Dealing with Primes

We know that $a-b$ and $a+b$ are either both odd or both even.

They are primes $\Rightarrow$ They both are odd. $\therefore$ One of $a,b$ is odd and the other is even.

$2$ is the only even prime.

$\therefore\space b\space =\space 2$ .

Hence, $a-2,\space a,\space a+2$ are consecutive odd primes. Hence they are $3,\space 5,\space 7$ .

$5,\space 2,\space 5-2,\space 5+2$ are all prime.

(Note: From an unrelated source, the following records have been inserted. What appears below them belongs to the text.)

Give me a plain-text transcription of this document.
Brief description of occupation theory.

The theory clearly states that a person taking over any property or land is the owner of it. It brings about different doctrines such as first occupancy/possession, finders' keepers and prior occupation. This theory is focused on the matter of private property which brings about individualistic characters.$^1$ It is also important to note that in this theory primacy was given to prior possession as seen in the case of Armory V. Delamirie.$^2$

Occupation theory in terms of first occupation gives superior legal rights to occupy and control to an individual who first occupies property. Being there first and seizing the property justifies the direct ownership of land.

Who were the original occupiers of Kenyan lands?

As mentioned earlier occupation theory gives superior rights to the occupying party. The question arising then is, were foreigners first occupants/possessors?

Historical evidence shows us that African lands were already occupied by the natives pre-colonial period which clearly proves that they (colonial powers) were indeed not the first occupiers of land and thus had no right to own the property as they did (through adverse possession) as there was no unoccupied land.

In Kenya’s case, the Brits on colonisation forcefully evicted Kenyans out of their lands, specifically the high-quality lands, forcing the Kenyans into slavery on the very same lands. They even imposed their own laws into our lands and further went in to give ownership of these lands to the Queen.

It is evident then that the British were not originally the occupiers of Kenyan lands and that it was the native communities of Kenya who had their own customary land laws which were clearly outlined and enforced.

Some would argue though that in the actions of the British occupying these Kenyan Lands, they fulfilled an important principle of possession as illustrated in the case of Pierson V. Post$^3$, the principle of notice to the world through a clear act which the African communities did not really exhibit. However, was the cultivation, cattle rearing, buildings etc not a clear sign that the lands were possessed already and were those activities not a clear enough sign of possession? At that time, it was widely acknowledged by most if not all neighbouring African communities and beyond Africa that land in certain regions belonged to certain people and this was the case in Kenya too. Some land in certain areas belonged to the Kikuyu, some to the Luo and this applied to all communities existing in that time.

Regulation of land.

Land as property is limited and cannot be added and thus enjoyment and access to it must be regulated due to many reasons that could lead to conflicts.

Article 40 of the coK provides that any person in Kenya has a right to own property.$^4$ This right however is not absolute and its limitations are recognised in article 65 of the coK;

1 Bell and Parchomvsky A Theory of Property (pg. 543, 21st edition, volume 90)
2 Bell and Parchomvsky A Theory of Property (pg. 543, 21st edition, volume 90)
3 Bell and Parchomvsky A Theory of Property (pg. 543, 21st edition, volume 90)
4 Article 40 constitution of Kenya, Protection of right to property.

Sum is $2+3+5+7=17$ , which is a prime.

All the primes are odd numbers except one which is 2.
In the instant case, since the sum as well as the difference of two primes are also prime numbers, it is necessary that one of the prime numbers is even i.e. 2 otherwise, their sum and difference would result into two even numbers and hence not prime. Let the other prime, being odd number, be (2n+1).
The remaining two primes would be,
(2n+1) - 2 = (2n - 1) and,
(2n+1) + 2 = (2n+3)
Arranging them in ascending order, the 4 primes are :
1. 2,
2. (2n - 1) = {2(n - 2) + 3},
3. (2n + 1)= {2(n - 1) + 3},
4. (2n + 3) = {2(n) + 3},
Since (n - 2), (n - 1) and n are three consecutive numbers, one of the prime has to be a multiple of 3. Since the only prime which is a multiple of three, is 3 itself, the smallest odd prime is 3, hence we have,
2n - 1 = 3 or 2n = 4, so n = 2, The remaining two prime numbers are
2n + 1 = 5, and
2n + 3 = 7,
So, sum of 4 prime numbers
= 2+3+5+7 = 17 .